Bu tip çalışmalar, hem uzay biyolojisi hem de mikrobiyoloji alanlarına katkıda bulunabilir. 

10- MİYOKA: Mikro Yerçekimi Ortamında Kurşunsuz Lehimleme Araştırması 

Mikro yerçekimi ortamında kurşunsuz lehimleme araştırması, uzayda elektronik bileşenlerin montajı ve lehimlenmesi için uygun malzemelerin ve tekniklerin geliştirilmesini amaçlar. Bu amaç doğrultusunda gerçekleştirilecek deney raporlanarak bilim dünyasına sunulacak. 

Kurşunsuz lehimleme, çevresel düzenlemeler ve sağlık endişeleri nedeniyle geleneksel kurşun içeren lehimin yerine kullanılan bir lehimleme yöntemidir.

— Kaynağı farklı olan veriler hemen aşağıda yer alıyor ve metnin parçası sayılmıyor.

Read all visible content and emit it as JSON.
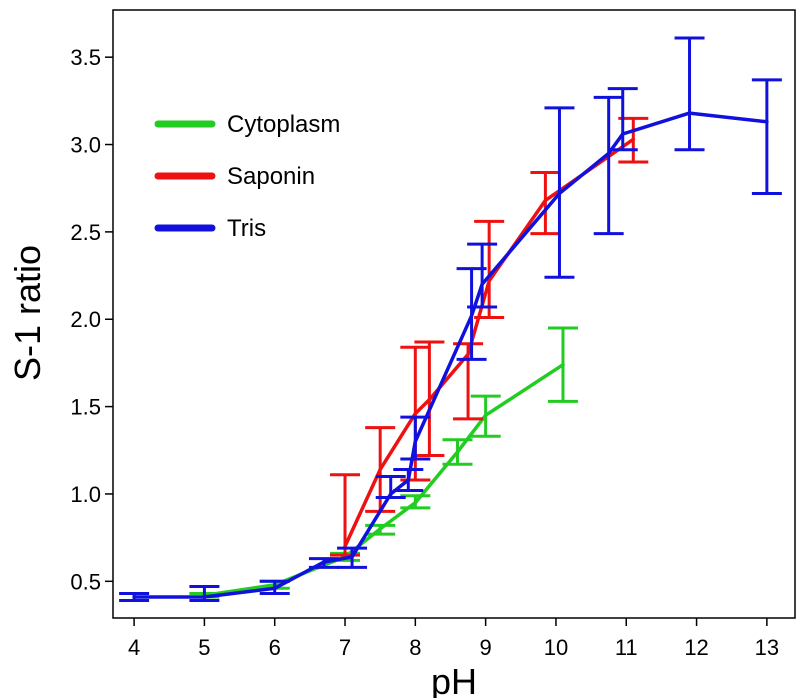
{
  "chart_data": {
    "type": "line",
    "title": "",
    "xlabel": "pH",
    "ylabel": "S-1 ratio",
    "xlim": [
      3.7,
      13.4
    ],
    "ylim": [
      0.29,
      3.77
    ],
    "x_ticks": [
      4,
      5,
      6,
      7,
      8,
      9,
      10,
      11,
      12,
      13
    ],
    "y_ticks": [
      0.5,
      1.0,
      1.5,
      2.0,
      2.5,
      3.0,
      3.5
    ],
    "legend_position": "top-left",
    "series": [
      {
        "name": "Cytoplasm",
        "color": "#22cc22",
        "points": [
          {
            "x": 5.0,
            "y": 0.42,
            "lo": 0.41,
            "hi": 0.43
          },
          {
            "x": 6.0,
            "y": 0.48,
            "lo": 0.46,
            "hi": 0.5
          },
          {
            "x": 7.0,
            "y": 0.64,
            "lo": 0.62,
            "hi": 0.66
          },
          {
            "x": 7.5,
            "y": 0.8,
            "lo": 0.77,
            "hi": 0.82
          },
          {
            "x": 8.0,
            "y": 0.95,
            "lo": 0.92,
            "hi": 0.99
          },
          {
            "x": 8.6,
            "y": 1.24,
            "lo": 1.17,
            "hi": 1.31
          },
          {
            "x": 9.0,
            "y": 1.45,
            "lo": 1.33,
            "hi": 1.56
          },
          {
            "x": 10.1,
            "y": 1.74,
            "lo": 1.53,
            "hi": 1.95
          }
        ]
      },
      {
        "name": "Saponin",
        "color": "#ee1111",
        "points": [
          {
            "x": 7.0,
            "y": 0.7,
            "lo": 0.65,
            "hi": 1.11
          },
          {
            "x": 7.5,
            "y": 1.14,
            "lo": 0.9,
            "hi": 1.38
          },
          {
            "x": 8.0,
            "y": 1.46,
            "lo": 1.08,
            "hi": 1.84
          },
          {
            "x": 8.2,
            "y": 1.54,
            "lo": 1.22,
            "hi": 1.87
          },
          {
            "x": 8.75,
            "y": 1.8,
            "lo": 1.43,
            "hi": 1.86
          },
          {
            "x": 9.05,
            "y": 2.22,
            "lo": 2.01,
            "hi": 2.56
          },
          {
            "x": 9.85,
            "y": 2.68,
            "lo": 2.49,
            "hi": 2.84
          },
          {
            "x": 11.1,
            "y": 3.03,
            "lo": 2.9,
            "hi": 3.15
          }
        ]
      },
      {
        "name": "Tris",
        "color": "#1111dd",
        "points": [
          {
            "x": 4.0,
            "y": 0.41,
            "lo": 0.39,
            "hi": 0.43
          },
          {
            "x": 5.0,
            "y": 0.41,
            "lo": 0.39,
            "hi": 0.47
          },
          {
            "x": 6.0,
            "y": 0.46,
            "lo": 0.43,
            "hi": 0.5
          },
          {
            "x": 6.7,
            "y": 0.61,
            "lo": 0.58,
            "hi": 0.63
          },
          {
            "x": 7.1,
            "y": 0.64,
            "lo": 0.58,
            "hi": 0.69
          },
          {
            "x": 7.65,
            "y": 1.0,
            "lo": 0.98,
            "hi": 1.1
          },
          {
            "x": 7.9,
            "y": 1.08,
            "lo": 1.02,
            "hi": 1.14
          },
          {
            "x": 8.0,
            "y": 1.3,
            "lo": 1.2,
            "hi": 1.44
          },
          {
            "x": 8.8,
            "y": 2.02,
            "lo": 1.77,
            "hi": 2.29
          },
          {
            "x": 8.95,
            "y": 2.2,
            "lo": 2.07,
            "hi": 2.43
          },
          {
            "x": 10.05,
            "y": 2.72,
            "lo": 2.24,
            "hi": 3.21
          },
          {
            "x": 10.75,
            "y": 2.95,
            "lo": 2.49,
            "hi": 3.27
          },
          {
            "x": 10.95,
            "y": 3.06,
            "lo": 2.97,
            "hi": 3.32
          },
          {
            "x": 11.9,
            "y": 3.18,
            "lo": 2.97,
            "hi": 3.61
          },
          {
            "x": 13.0,
            "y": 3.13,
            "lo": 2.72,
            "hi": 3.37
          }
        ]
      }
    ]
  }
}
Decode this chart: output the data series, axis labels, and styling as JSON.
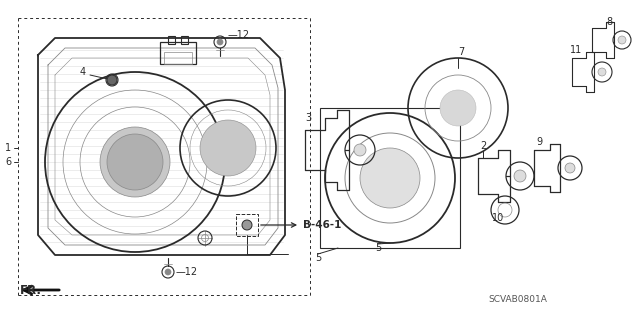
{
  "bg_color": "#ffffff",
  "line_color": "#2a2a2a",
  "gray_color": "#888888",
  "light_gray": "#bbbbbb",
  "diagram_code": "SCVAB0801A",
  "fig_width": 6.4,
  "fig_height": 3.19,
  "dpi": 100
}
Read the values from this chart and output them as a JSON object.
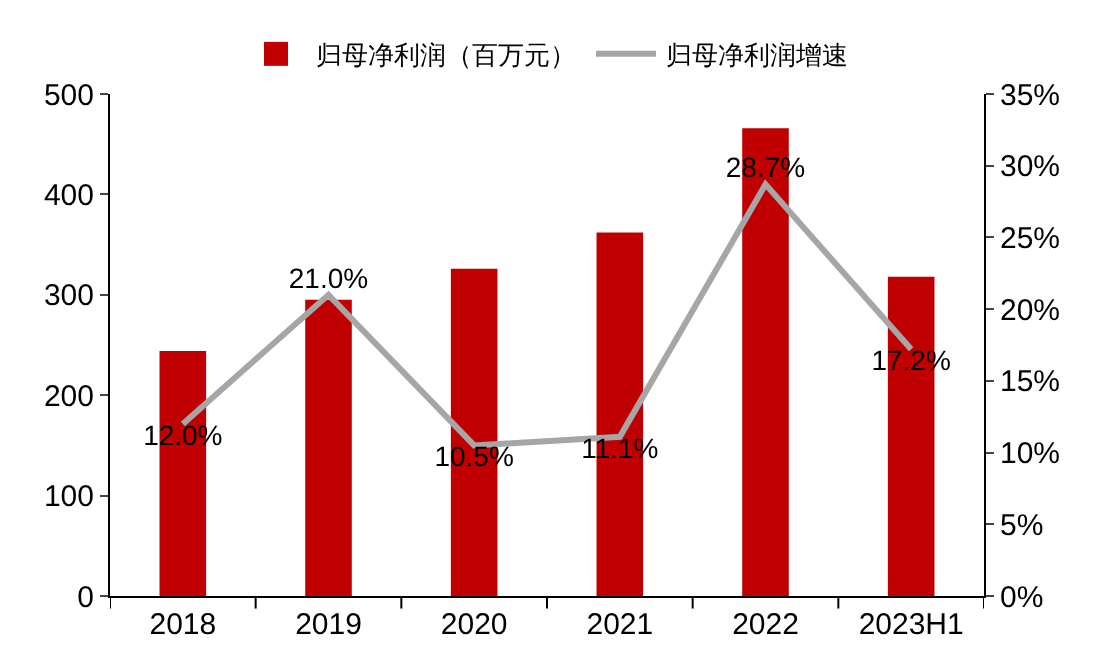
{
  "chart_data": {
    "type": "bar",
    "categories": [
      "2018",
      "2019",
      "2020",
      "2021",
      "2022",
      "2023H1"
    ],
    "series": [
      {
        "name": "归母净利润（百万元）",
        "color": "#c00000",
        "values": [
          244,
          295,
          326,
          362,
          466,
          318
        ]
      },
      {
        "name": "归母净利润增速",
        "type": "line",
        "axis": "y2",
        "color": "#a6a6a6",
        "values": [
          12.0,
          21.0,
          10.5,
          11.1,
          28.7,
          17.2
        ],
        "value_labels": [
          "12.0%",
          "21.0%",
          "10.5%",
          "11.1%",
          "28.7%",
          "17.2%"
        ]
      }
    ],
    "ylim": [
      0,
      500
    ],
    "yticks": [
      0,
      100,
      200,
      300,
      400,
      500
    ],
    "y2lim": [
      0,
      35
    ],
    "y2ticks": [
      {
        "value": 0,
        "label": "0%"
      },
      {
        "value": 5,
        "label": "5%"
      },
      {
        "value": 10,
        "label": "10%"
      },
      {
        "value": 15,
        "label": "15%"
      },
      {
        "value": 20,
        "label": "20%"
      },
      {
        "value": 25,
        "label": "25%"
      },
      {
        "value": 30,
        "label": "30%"
      },
      {
        "value": 35,
        "label": "35%"
      }
    ],
    "grid": false,
    "legend": "top",
    "marker": "none",
    "line_style": "solid"
  }
}
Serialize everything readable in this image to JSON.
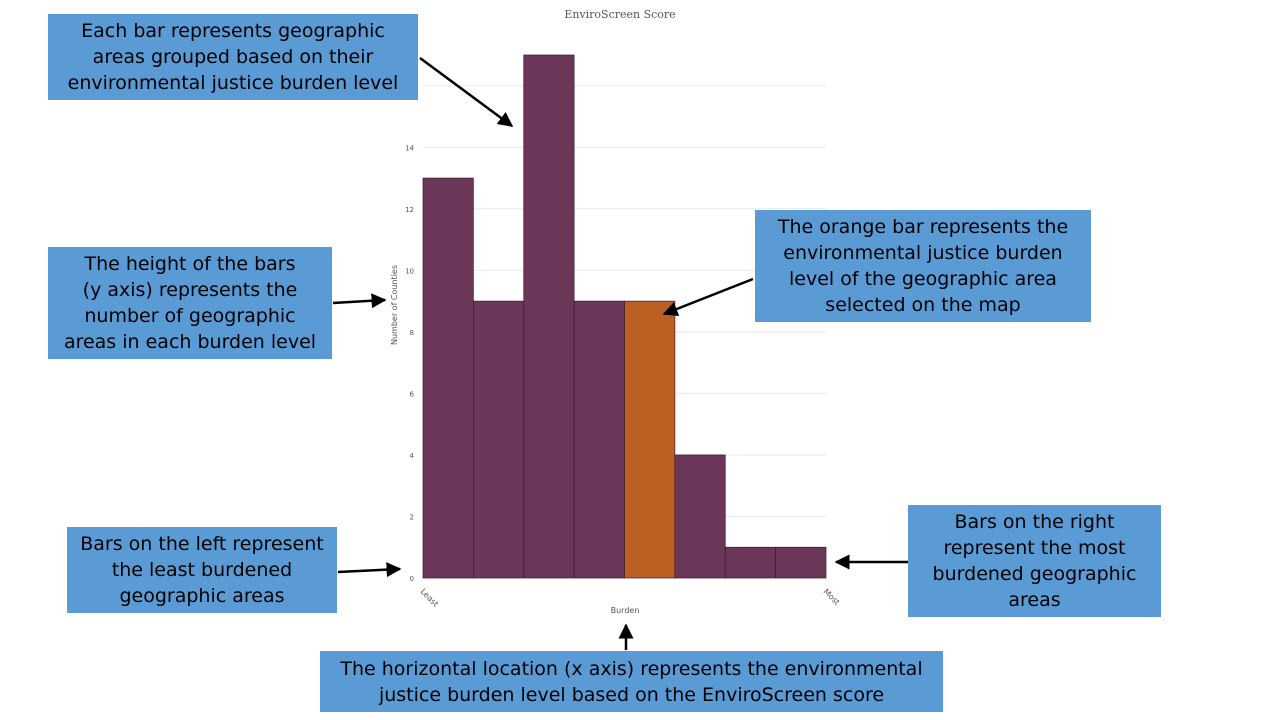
{
  "chart_data": {
    "type": "bar",
    "title": "EnviroScreen Score",
    "xlabel": "Burden",
    "ylabel": "Number of Counties",
    "x_ticks": [
      "Least",
      "Most"
    ],
    "values": [
      13,
      9,
      17,
      9,
      9,
      4,
      1,
      1
    ],
    "highlight_index": 4,
    "ylim": [
      0,
      17
    ],
    "yticks": [
      0,
      2,
      4,
      6,
      8,
      10,
      12,
      14,
      16
    ],
    "grid": true,
    "colors": {
      "bar": "#6b3658",
      "highlight": "#bc5f22",
      "grid": "#e8e8e8"
    }
  },
  "callouts": {
    "top": "Each bar represents geographic\nareas grouped based on their\nenvironmental justice burden level",
    "height": "The height of the bars\n(y axis) represents the\nnumber of geographic\nareas in each burden level",
    "orange": "The orange bar represents the\nenvironmental justice burden\nlevel of the geographic area\nselected on the map",
    "left": "Bars on the left represent\nthe least burdened\ngeographic areas",
    "right": "Bars on the right\nrepresent the most\nburdened geographic\nareas",
    "bottom": "The horizontal location (x axis) represents the environmental\njustice burden level based on the EnviroScreen score"
  },
  "colors": {
    "callout_bg": "#5b9bd5",
    "arrow": "#000000"
  }
}
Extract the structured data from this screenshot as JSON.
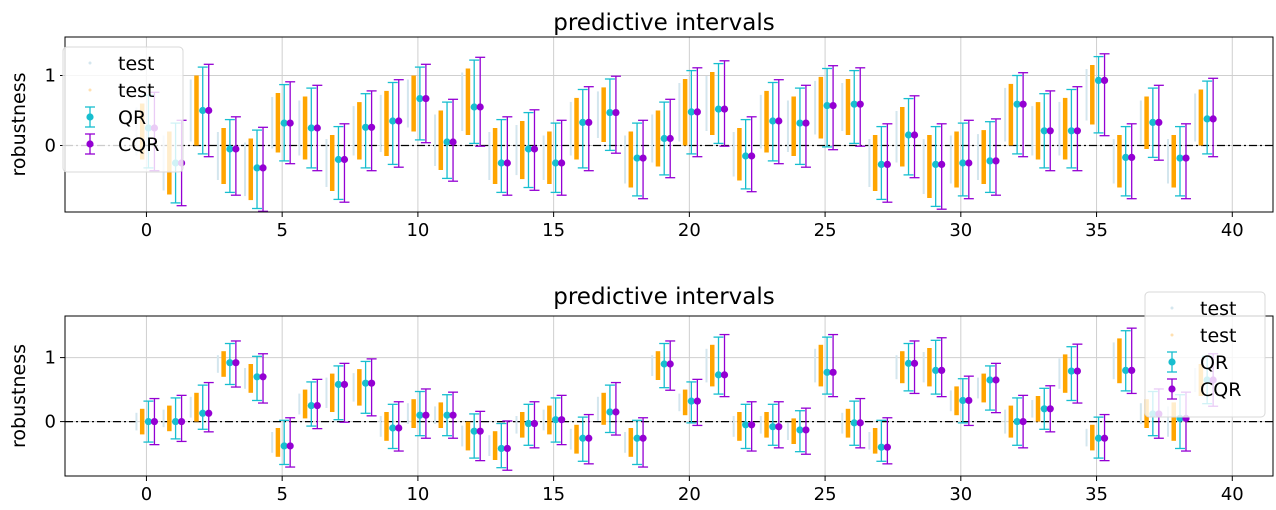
{
  "chart_data": [
    {
      "type": "errorbar",
      "title": "predictive intervals",
      "ylabel": "robustness",
      "xlim": [
        -3,
        41.5
      ],
      "ylim": [
        -0.95,
        1.55
      ],
      "xticks": [
        0,
        5,
        10,
        15,
        20,
        25,
        30,
        35,
        40
      ],
      "yticks": [
        -1,
        0,
        1
      ],
      "grid": true,
      "legend": {
        "placement": "top-left",
        "entries": [
          "test",
          "test",
          "QR",
          "CQR"
        ]
      },
      "colors": {
        "orange": "#ffa500",
        "qr": "#17becf",
        "cqr": "#9400d3",
        "test_light": "#d4e6ee",
        "test_orange": "#ffe0b0"
      },
      "baseline_y": 0,
      "points": [
        {
          "x": 0,
          "lo": -0.2,
          "hi": 0.6,
          "qr": 0.25,
          "cqr": 0.25
        },
        {
          "x": 1,
          "lo": -0.7,
          "hi": 0.2,
          "qr": -0.25,
          "cqr": -0.25
        },
        {
          "x": 2,
          "lo": 0.0,
          "hi": 1.0,
          "qr": 0.5,
          "cqr": 0.5
        },
        {
          "x": 3,
          "lo": -0.55,
          "hi": 0.25,
          "qr": -0.05,
          "cqr": -0.05
        },
        {
          "x": 4,
          "lo": -0.78,
          "hi": 0.1,
          "qr": -0.32,
          "cqr": -0.32
        },
        {
          "x": 5,
          "lo": -0.1,
          "hi": 0.75,
          "qr": 0.32,
          "cqr": 0.32
        },
        {
          "x": 6,
          "lo": -0.2,
          "hi": 0.7,
          "qr": 0.25,
          "cqr": 0.25
        },
        {
          "x": 7,
          "lo": -0.65,
          "hi": 0.15,
          "qr": -0.2,
          "cqr": -0.2
        },
        {
          "x": 8,
          "lo": -0.2,
          "hi": 0.62,
          "qr": 0.26,
          "cqr": 0.26
        },
        {
          "x": 9,
          "lo": -0.15,
          "hi": 0.78,
          "qr": 0.35,
          "cqr": 0.35
        },
        {
          "x": 10,
          "lo": 0.2,
          "hi": 1.0,
          "qr": 0.67,
          "cqr": 0.67
        },
        {
          "x": 11,
          "lo": -0.35,
          "hi": 0.5,
          "qr": 0.05,
          "cqr": 0.05
        },
        {
          "x": 12,
          "lo": 0.15,
          "hi": 1.1,
          "qr": 0.55,
          "cqr": 0.55
        },
        {
          "x": 13,
          "lo": -0.55,
          "hi": 0.25,
          "qr": -0.25,
          "cqr": -0.25
        },
        {
          "x": 14,
          "lo": -0.48,
          "hi": 0.35,
          "qr": -0.05,
          "cqr": -0.05
        },
        {
          "x": 15,
          "lo": -0.55,
          "hi": 0.2,
          "qr": -0.25,
          "cqr": -0.25
        },
        {
          "x": 16,
          "lo": -0.2,
          "hi": 0.68,
          "qr": 0.33,
          "cqr": 0.33
        },
        {
          "x": 17,
          "lo": 0.05,
          "hi": 0.83,
          "qr": 0.47,
          "cqr": 0.47
        },
        {
          "x": 18,
          "lo": -0.6,
          "hi": 0.2,
          "qr": -0.18,
          "cqr": -0.18
        },
        {
          "x": 19,
          "lo": -0.3,
          "hi": 0.5,
          "qr": 0.1,
          "cqr": 0.1
        },
        {
          "x": 20,
          "lo": 0.0,
          "hi": 0.95,
          "qr": 0.48,
          "cqr": 0.48
        },
        {
          "x": 21,
          "lo": 0.15,
          "hi": 1.05,
          "qr": 0.52,
          "cqr": 0.52
        },
        {
          "x": 22,
          "lo": -0.5,
          "hi": 0.25,
          "qr": -0.15,
          "cqr": -0.15
        },
        {
          "x": 23,
          "lo": -0.1,
          "hi": 0.78,
          "qr": 0.35,
          "cqr": 0.35
        },
        {
          "x": 24,
          "lo": -0.15,
          "hi": 0.7,
          "qr": 0.32,
          "cqr": 0.32
        },
        {
          "x": 25,
          "lo": 0.1,
          "hi": 0.98,
          "qr": 0.57,
          "cqr": 0.57
        },
        {
          "x": 26,
          "lo": 0.15,
          "hi": 0.95,
          "qr": 0.59,
          "cqr": 0.59
        },
        {
          "x": 27,
          "lo": -0.65,
          "hi": 0.15,
          "qr": -0.27,
          "cqr": -0.27
        },
        {
          "x": 28,
          "lo": -0.3,
          "hi": 0.55,
          "qr": 0.15,
          "cqr": 0.15
        },
        {
          "x": 29,
          "lo": -0.75,
          "hi": 0.15,
          "qr": -0.27,
          "cqr": -0.27
        },
        {
          "x": 30,
          "lo": -0.6,
          "hi": 0.2,
          "qr": -0.25,
          "cqr": -0.25
        },
        {
          "x": 31,
          "lo": -0.55,
          "hi": 0.22,
          "qr": -0.22,
          "cqr": -0.22
        },
        {
          "x": 32,
          "lo": 0.0,
          "hi": 0.88,
          "qr": 0.59,
          "cqr": 0.59
        },
        {
          "x": 33,
          "lo": -0.2,
          "hi": 0.62,
          "qr": 0.21,
          "cqr": 0.21
        },
        {
          "x": 34,
          "lo": -0.2,
          "hi": 0.68,
          "qr": 0.21,
          "cqr": 0.21
        },
        {
          "x": 35,
          "lo": 0.3,
          "hi": 1.15,
          "qr": 0.93,
          "cqr": 0.93
        },
        {
          "x": 36,
          "lo": -0.6,
          "hi": 0.15,
          "qr": -0.17,
          "cqr": -0.17
        },
        {
          "x": 37,
          "lo": -0.05,
          "hi": 0.7,
          "qr": 0.33,
          "cqr": 0.33
        },
        {
          "x": 38,
          "lo": -0.6,
          "hi": 0.15,
          "qr": -0.18,
          "cqr": -0.18
        },
        {
          "x": 39,
          "lo": 0.0,
          "hi": 0.8,
          "qr": 0.38,
          "cqr": 0.38
        }
      ]
    },
    {
      "type": "errorbar",
      "title": "predictive intervals",
      "ylabel": "robustness",
      "xlim": [
        -3,
        41.5
      ],
      "ylim": [
        -0.85,
        1.65
      ],
      "xticks": [
        0,
        5,
        10,
        15,
        20,
        25,
        30,
        35,
        40
      ],
      "yticks": [
        0,
        1
      ],
      "grid": true,
      "legend": {
        "placement": "right",
        "entries": [
          "test",
          "test",
          "QR",
          "CQR"
        ]
      },
      "colors": {
        "orange": "#ffa500",
        "qr": "#17becf",
        "cqr": "#9400d3",
        "test_light": "#d4e6ee",
        "test_orange": "#ffe0b0"
      },
      "baseline_y": 0,
      "points": [
        {
          "x": 0,
          "lo": -0.2,
          "hi": 0.2,
          "qr": 0.0,
          "cqr": 0.0
        },
        {
          "x": 1,
          "lo": -0.15,
          "hi": 0.25,
          "qr": 0.0,
          "cqr": 0.0
        },
        {
          "x": 2,
          "lo": 0.0,
          "hi": 0.45,
          "qr": 0.13,
          "cqr": 0.13
        },
        {
          "x": 3,
          "lo": 0.7,
          "hi": 1.1,
          "qr": 0.92,
          "cqr": 0.92
        },
        {
          "x": 4,
          "lo": 0.45,
          "hi": 0.9,
          "qr": 0.7,
          "cqr": 0.7
        },
        {
          "x": 5,
          "lo": -0.55,
          "hi": -0.1,
          "qr": -0.38,
          "cqr": -0.38
        },
        {
          "x": 6,
          "lo": 0.05,
          "hi": 0.5,
          "qr": 0.25,
          "cqr": 0.25
        },
        {
          "x": 7,
          "lo": 0.15,
          "hi": 0.75,
          "qr": 0.58,
          "cqr": 0.58
        },
        {
          "x": 8,
          "lo": 0.25,
          "hi": 0.82,
          "qr": 0.6,
          "cqr": 0.6
        },
        {
          "x": 9,
          "lo": -0.3,
          "hi": 0.15,
          "qr": -0.1,
          "cqr": -0.1
        },
        {
          "x": 10,
          "lo": -0.1,
          "hi": 0.35,
          "qr": 0.1,
          "cqr": 0.1
        },
        {
          "x": 11,
          "lo": -0.1,
          "hi": 0.3,
          "qr": 0.1,
          "cqr": 0.1
        },
        {
          "x": 12,
          "lo": -0.45,
          "hi": 0.0,
          "qr": -0.15,
          "cqr": -0.15
        },
        {
          "x": 13,
          "lo": -0.6,
          "hi": -0.15,
          "qr": -0.42,
          "cqr": -0.42
        },
        {
          "x": 14,
          "lo": -0.25,
          "hi": 0.15,
          "qr": -0.03,
          "cqr": -0.03
        },
        {
          "x": 15,
          "lo": -0.2,
          "hi": 0.25,
          "qr": 0.03,
          "cqr": 0.03
        },
        {
          "x": 16,
          "lo": -0.5,
          "hi": -0.05,
          "qr": -0.26,
          "cqr": -0.26
        },
        {
          "x": 17,
          "lo": -0.05,
          "hi": 0.45,
          "qr": 0.15,
          "cqr": 0.15
        },
        {
          "x": 18,
          "lo": -0.55,
          "hi": -0.1,
          "qr": -0.26,
          "cqr": -0.26
        },
        {
          "x": 19,
          "lo": 0.65,
          "hi": 1.1,
          "qr": 0.9,
          "cqr": 0.9
        },
        {
          "x": 20,
          "lo": 0.1,
          "hi": 0.5,
          "qr": 0.32,
          "cqr": 0.32
        },
        {
          "x": 21,
          "lo": 0.55,
          "hi": 1.2,
          "qr": 0.73,
          "cqr": 0.73
        },
        {
          "x": 22,
          "lo": -0.3,
          "hi": 0.15,
          "qr": -0.05,
          "cqr": -0.05
        },
        {
          "x": 23,
          "lo": -0.25,
          "hi": 0.15,
          "qr": -0.08,
          "cqr": -0.08
        },
        {
          "x": 24,
          "lo": -0.35,
          "hi": 0.05,
          "qr": -0.13,
          "cqr": -0.13
        },
        {
          "x": 25,
          "lo": 0.55,
          "hi": 1.2,
          "qr": 0.77,
          "cqr": 0.77
        },
        {
          "x": 26,
          "lo": -0.25,
          "hi": 0.2,
          "qr": -0.02,
          "cqr": -0.02
        },
        {
          "x": 27,
          "lo": -0.5,
          "hi": -0.1,
          "qr": -0.4,
          "cqr": -0.4
        },
        {
          "x": 28,
          "lo": 0.6,
          "hi": 1.1,
          "qr": 0.91,
          "cqr": 0.91
        },
        {
          "x": 29,
          "lo": 0.55,
          "hi": 1.15,
          "qr": 0.8,
          "cqr": 0.8
        },
        {
          "x": 30,
          "lo": 0.1,
          "hi": 0.55,
          "qr": 0.33,
          "cqr": 0.33
        },
        {
          "x": 31,
          "lo": 0.3,
          "hi": 0.75,
          "qr": 0.65,
          "cqr": 0.65
        },
        {
          "x": 32,
          "lo": -0.25,
          "hi": 0.25,
          "qr": 0.0,
          "cqr": 0.0
        },
        {
          "x": 33,
          "lo": 0.0,
          "hi": 0.4,
          "qr": 0.2,
          "cqr": 0.2
        },
        {
          "x": 34,
          "lo": 0.45,
          "hi": 1.05,
          "qr": 0.79,
          "cqr": 0.79
        },
        {
          "x": 35,
          "lo": -0.45,
          "hi": -0.05,
          "qr": -0.26,
          "cqr": -0.26
        },
        {
          "x": 36,
          "lo": 0.6,
          "hi": 1.3,
          "qr": 0.8,
          "cqr": 0.8
        },
        {
          "x": 37,
          "lo": -0.1,
          "hi": 0.35,
          "qr": 0.12,
          "cqr": 0.12
        },
        {
          "x": 38,
          "lo": -0.3,
          "hi": 0.3,
          "qr": 0.05,
          "cqr": 0.05
        },
        {
          "x": 39,
          "lo": 0.4,
          "hi": 0.9,
          "qr": 0.65,
          "cqr": 0.65
        }
      ]
    }
  ]
}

11-  MESSAGE: MİKROYERÇEKİMİ İLİŞKİLİ GENETİK BİLİM MİSYONU

Mikroyerçekim ile ilişkili genetik bilim misyonları, uzayda mikro yerçekimi koşullarında organizmaların genetik ifadesi ve davranışlarını anlamaya yönelik araştırmaları içerir.

Bu tür misyonlar, genetik değişikliklerin ve adaptasyonların mikro yerçekimi ortamında nasıl gerçekleştiğini anlamak ve uzun süreli uzay görevlerine insanlığın hazırlık yapmak amacını taşır.

12- CRISPR-GEM

Mikroyerçekim altında bitkilerde CRISPR genetik düzenleme araştırmaları, uzayda bitki yetiştirme ve uzun süreli uzay görevlerine hazırlık amacı taşıyan önemli bir alan olabilir.

Bu tür araştırmalar, mikro yerçekimi koşullarının bitki büyümesi ve genetik ifadesi üzerindeki etkilerini anlamak için kullanılır. 

13- MİYELOİD 

Miyeloid, hematopoetik (kan hücresi oluşturan) sistemin bir bölümünü ifade eden bir terimdir. Miyeloid hücreler, kemik iliğinde oluşan kan hücrelerinden türetilen ve bağışıklık sistemi ile kan dolaşımına katılan hücrelerdir.

Bu araştırma, uzay görevindeki astronotların sağlığı ve bağışıklık sistemi üzerindeki etkilerini değerlendirmeyi amaçlar.

Mikro yerçekimi koşulları, biyolojik sistemler üzerinde çeşitli etkiler yapabilir ve bu etkilerin bağışıklık sistemi hücreleri üzerinde etkisi özellikle önemli olabilir.